Each week we seem to pack more in. Deadlines and commitments never fail to ratchet up. A spring rush oozes from winter dreams mired in the disappointment of a prior year.

It’s so hard to slow down.

Yet at times we also catch ourselves in a pure wash of remembrance, suspended for moments or even a late afternoon. Feeling close to loved ones and their essence, hearing their laughter again. Doing so winnows the chafe from our lives

Undiminished and brilliant, altered in the shifting light of memory and time.

Conveying that, yes, summer will eventually return.

Being present, even with the past.

By this I don’t mean being frozen in nostalgia or inertia. Rather, like a couple who sits in Adirondack chairs regarding their perennials and a light breeze, they take notice–rather than rushing out to do more errands with more highway maniacs.

Being present, even with the past. And with those whose bright futures build from the energy and gifts of their parents and elders.

We all have associations with those we miss, whether marked this recent Memorial Day weekend, or every day. I carry many with my mother, who gave us a magnolia tree when my children were small. We transplanted it to our current home more than two decades ago, and after struggling to adapt in new soil, the tree bloomed every year, a creamy fragrance filling one’s senses on the front lawn.

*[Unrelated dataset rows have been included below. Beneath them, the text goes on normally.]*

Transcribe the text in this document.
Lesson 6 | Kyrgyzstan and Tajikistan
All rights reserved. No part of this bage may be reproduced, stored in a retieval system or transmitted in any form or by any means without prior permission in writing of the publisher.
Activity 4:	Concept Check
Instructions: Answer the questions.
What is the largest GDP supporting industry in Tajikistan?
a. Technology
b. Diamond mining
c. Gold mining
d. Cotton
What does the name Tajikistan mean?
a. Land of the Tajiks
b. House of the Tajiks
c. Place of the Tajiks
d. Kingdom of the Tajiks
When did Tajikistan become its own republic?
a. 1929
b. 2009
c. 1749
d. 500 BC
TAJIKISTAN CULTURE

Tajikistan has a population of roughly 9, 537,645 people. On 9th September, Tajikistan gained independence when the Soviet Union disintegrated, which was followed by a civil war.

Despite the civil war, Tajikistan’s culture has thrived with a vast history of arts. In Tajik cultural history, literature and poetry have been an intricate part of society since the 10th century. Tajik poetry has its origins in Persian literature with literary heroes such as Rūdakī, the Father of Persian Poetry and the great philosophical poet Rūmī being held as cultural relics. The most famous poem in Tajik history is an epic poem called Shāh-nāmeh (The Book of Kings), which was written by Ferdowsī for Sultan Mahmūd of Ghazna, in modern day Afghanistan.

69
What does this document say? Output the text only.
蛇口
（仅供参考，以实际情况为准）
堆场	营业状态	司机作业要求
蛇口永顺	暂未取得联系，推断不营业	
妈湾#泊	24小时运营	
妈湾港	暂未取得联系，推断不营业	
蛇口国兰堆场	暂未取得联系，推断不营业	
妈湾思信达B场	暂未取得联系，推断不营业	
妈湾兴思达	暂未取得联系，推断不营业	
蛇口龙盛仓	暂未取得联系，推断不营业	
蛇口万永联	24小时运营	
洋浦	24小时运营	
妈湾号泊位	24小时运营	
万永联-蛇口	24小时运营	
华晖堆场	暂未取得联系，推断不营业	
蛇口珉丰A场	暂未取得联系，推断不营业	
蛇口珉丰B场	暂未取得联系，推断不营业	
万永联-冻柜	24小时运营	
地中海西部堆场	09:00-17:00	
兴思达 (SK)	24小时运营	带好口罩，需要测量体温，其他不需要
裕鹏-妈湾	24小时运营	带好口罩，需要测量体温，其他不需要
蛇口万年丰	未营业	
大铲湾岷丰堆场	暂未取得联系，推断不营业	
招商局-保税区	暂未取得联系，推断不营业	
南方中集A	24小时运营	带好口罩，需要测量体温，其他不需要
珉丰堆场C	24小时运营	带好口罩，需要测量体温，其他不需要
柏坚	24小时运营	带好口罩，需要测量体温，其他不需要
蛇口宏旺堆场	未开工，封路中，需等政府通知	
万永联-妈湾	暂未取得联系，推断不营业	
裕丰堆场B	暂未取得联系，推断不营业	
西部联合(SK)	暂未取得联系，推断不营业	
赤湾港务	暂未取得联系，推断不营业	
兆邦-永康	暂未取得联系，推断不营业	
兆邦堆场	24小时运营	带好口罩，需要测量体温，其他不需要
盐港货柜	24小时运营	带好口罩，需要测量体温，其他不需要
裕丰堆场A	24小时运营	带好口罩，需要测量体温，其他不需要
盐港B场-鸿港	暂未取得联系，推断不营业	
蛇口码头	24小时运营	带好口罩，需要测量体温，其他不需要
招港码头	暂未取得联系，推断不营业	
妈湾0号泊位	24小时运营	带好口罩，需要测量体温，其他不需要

Curiously, the magnolia did not bloom this year. As Denise and I prepare to sell our home, letting go of the place we raised a family, and turn it over to another, readying to let go of the space we clung to while grieving our son, including his room, this tree, healthy as ever, may be sending us a message. Perhaps it was stunted by an erratic, cold spring. Perhaps she’s not quite ready for us to leave.

We believe that the silky blossoms will return. We choose to believe. We must.

Surely, it will pop and rave again.

I have many other associations with her, and here is one from this weekend. My wife and I traversed much of the state of Maine together, first to see the graduation of our good friend’s daughter up in Limestone, where Eva thrived at the magnet Maine School of Science and Mathematics.

Being with our friends to celebrate her accomplishment and their nurturing footings as a family felt right. And something my mother would have done as well. Grounded in the joy of a daughter’s voice and her confident, loping stride during commencement, a full life opening before her.

Finding places and time to sit with those we love.

A day later, we found ourselves on a granite bench overlooking Machias Bay. It is my mom’s bench, a place near where she loved to be outside our family’s camp. Grounded in a place where she and our family seek solace, and often, healing.

Near ledges where we again saw seals playing, rising from the water as if channeling a teenager’s spirit and muscle.

Yes, we, traveled many highway miles last weekend—more than I’d like to count. But we also found places and time to sit with those we love.